Im Rahmen der erforderlichen Abwägung sind das öffentliche Interesse an der Berichterstattung mit dem Persönlichkeitsschutz des Betroffenen in Einklang zu bringen. Hierbei hat die Rechtsprechung anerkannt, dass bei einer namentlichen Benennung von Verdächtigen eine Reputationsvernichtung einhergehen kann, die selbst bei einer späteren Einstellung des Ermittlungsverfahrens oder einem vollständigen Freispruch nicht mehr aus der Welt geschafft werden kann.

Voraussetzungen der zulässigen Verdachtsberichterstattung

Als wesentliche Voraussetzungen einer unter Umständen doch zulässigen identifizierenden Verdachtsberichterstattung sind zu nennen:

  • hohes Informationsinteresse der Öffentlichkeit, bei dem nicht nur die Schwere der vermeintlichen Tat, sondern durchaus auch der Bekanntheitsgrad der Beteiligten auch eine Rolle spielen können
  • Mindestbestand an Beweistatsachen, die für den Wahrheitsgehalt der Information sprechen und ihr damit erst "Öffentlichkeitswert" verleihen
  • die Gelegenheit zur Stellungnahme des Betroffenen, die jedoch in Ausnahmefällen entbehrlich sein kann sowie
  • Schließlich ist darauf zu achten, dass sachlich berichtet und eine Nichtvorverurteilung vermieden wird.
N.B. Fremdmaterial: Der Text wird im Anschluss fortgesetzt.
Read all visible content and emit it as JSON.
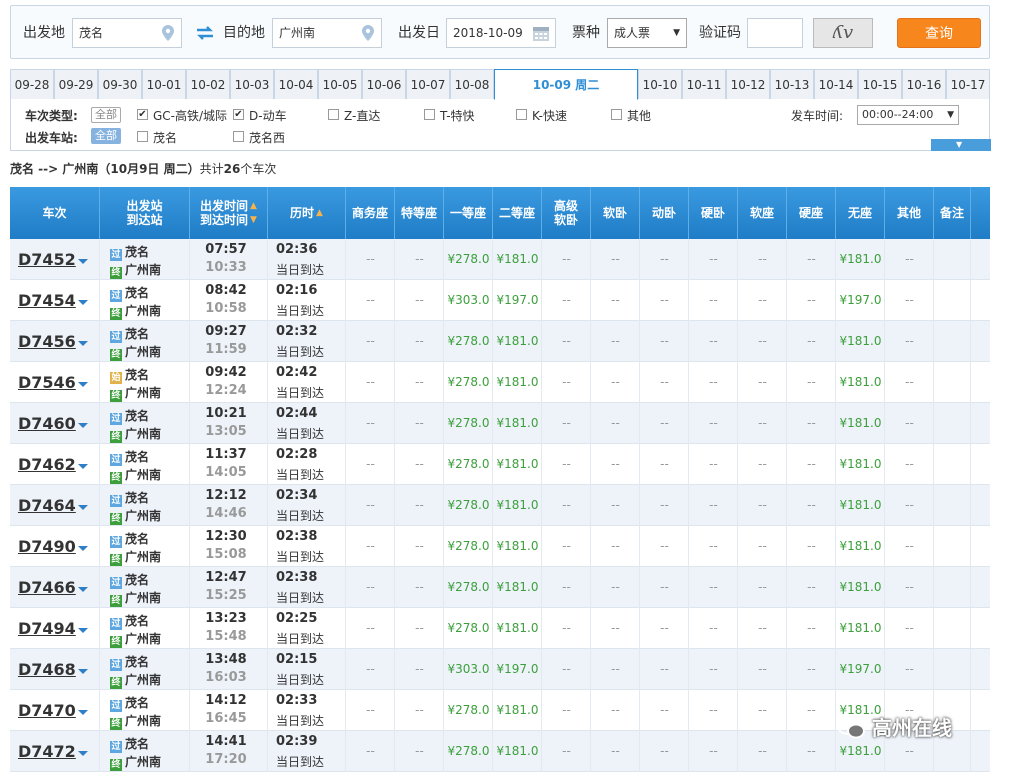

In dem nunmehr beurteilten Fall klagte ein „Traumfrau gesucht“-Teilnehmer gegen den Springer-Verlag als Herausgeber der BILD-Zeitung.

2019 wurde gegen den zumal einmal an oben bezeichneter RTL-Sendung teilnehmenden Kläger eine Verhandlung wegen des Vorwurfs des gewerbsmäßigen Betrugs anberaumt. Im Februar bezeichneten Jahres veröffentlichten die Beklagten in ihrer Online- und Printausgabe zwei inhaltsgleiche Berichte über das Strafverfahren. Während im Online-Beitrag der Kläger im Titel und im Bericht namentlich benannt wurde, erfolgte die Namens-Nennung  in der Printausgabe ‚nur‘ im Beitrag selbst. Der Kläger fühlte sich durch die vollständige Namenspreisgabe in seinem allgemeinen Persönlichkeitsrecht verletzt. Er vertrat die Auffassung es handele sich um eine unzulässige Verdachtsberichterstattung und verlangte Zahlung einer angemessenen Geldentschädigung in Höhe von mind. 20.000 €. Das Strafverfahren gegen ihn wurde bereits in der Hauptverhandlung eingestellt.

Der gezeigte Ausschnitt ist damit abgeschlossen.